Bahrain's Ithmaar Holding mulls sale of non-core businesses as it swings to first half loss

Company says its accumulated losses at the end of first six months climbed to $795.6m, about 105% of its share capital

M5M0KT Skyline of Manama dominated by the World Trade Center Building. Bahrain
Powered by automated translation

Ithmaar Holding swung to a net loss for the first half of 2020 amid the pandemic, increasing its accumulated losses and prompting the Bahrain-listed financial services company to consider either a sale or restructuring of its non-core assets.

The company declared a net loss attributable to equity holders of the company for the six months to June 30 of $1.29 million (Dh4.64m), compared to a net profit of $8.37m in the same period last year, the company said in a statement on Sunday to the Bahrain Bourse, where its shares trade.

Accumulated losses at the end of the first half climbed to $795.6m, about 105 per cent of the company’s share capital, compared to 98.5 per cent reported at the end of 2019.

Ithmaar's board is now “working on various initiatives to improve the capital, which will strengthen the company’s consolidated equity, including the possible sale or restructuring of non-core assets”, the company said in the filing.

“The company also remains committed to realising its long-term objectives of growing its core retail banking business, while facilitating the sale of underlying, non-core assets of its subsidiaries when suitable opportunities arise.”
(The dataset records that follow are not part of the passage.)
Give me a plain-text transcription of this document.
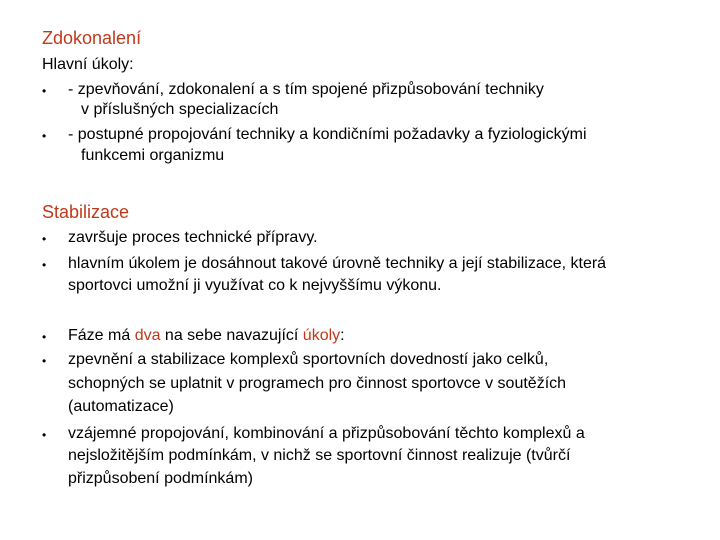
Zdokonalení
Hlavní úkoly:
• - zpevňování, zdokonalení a s tím spojené přizpůsobování techniky
v příslušných specializacích
• - postupné propojování techniky a kondičními požadavky a fyziologickými
funkcemi organizmu
Stabilizace
• završuje proces technické přípravy.
• hlavním úkolem je dosáhnout takové úrovně techniky a její stabilizace, která
sportovci umožní ji využívat co k nejvyššímu výkonu.
• Fáze má dva na sebe navazující úkoly:
• zpevnění a stabilizace komplexů sportovních dovedností jako celků,
schopných se uplatnit v programech pro činnost sportovce v soutěžích
(automatizace)
• vzájemné propojování, kombinování a přizpůsobování těchto komplexů a
nejsložitějším podmínkám, v nichž se sportovní činnost realizuje (tvůrčí
přizpůsobení podmínkám)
Any potential sale would be subject to necessary regulatory approvals, it said without specifying which of its assets it plans to sell or restructure.

Ithmaar’s interests span financial services, real estate and insurance sectors and its assets include Ithmaar Bank and Bahrain Bank Kuwait (BBK) in Bahrain, Faysal Bank in Pakistan, developer Ithmaar Development, infrastructure specialist Naseej and Sharia-compliant insurer Solidarity Group, among others.

Ithmaar said its total owners’ equity at $8.80m at the end of the first half has dropped 90.8 per cent from the end of December 2019, mainly due to “the dramatic economic slowdown caused by the Covid-19 pandemic”.

Companies around the world have seen revenues and profitability come under pressure during the pandemic. Global banks, airlines, oil and gas companies and major corporations in retail, hospitality and tourism have all looked to minimise their cost base and considered divesting some non-core businesses to generate much needed cash to stabilise their capital base during the crisis.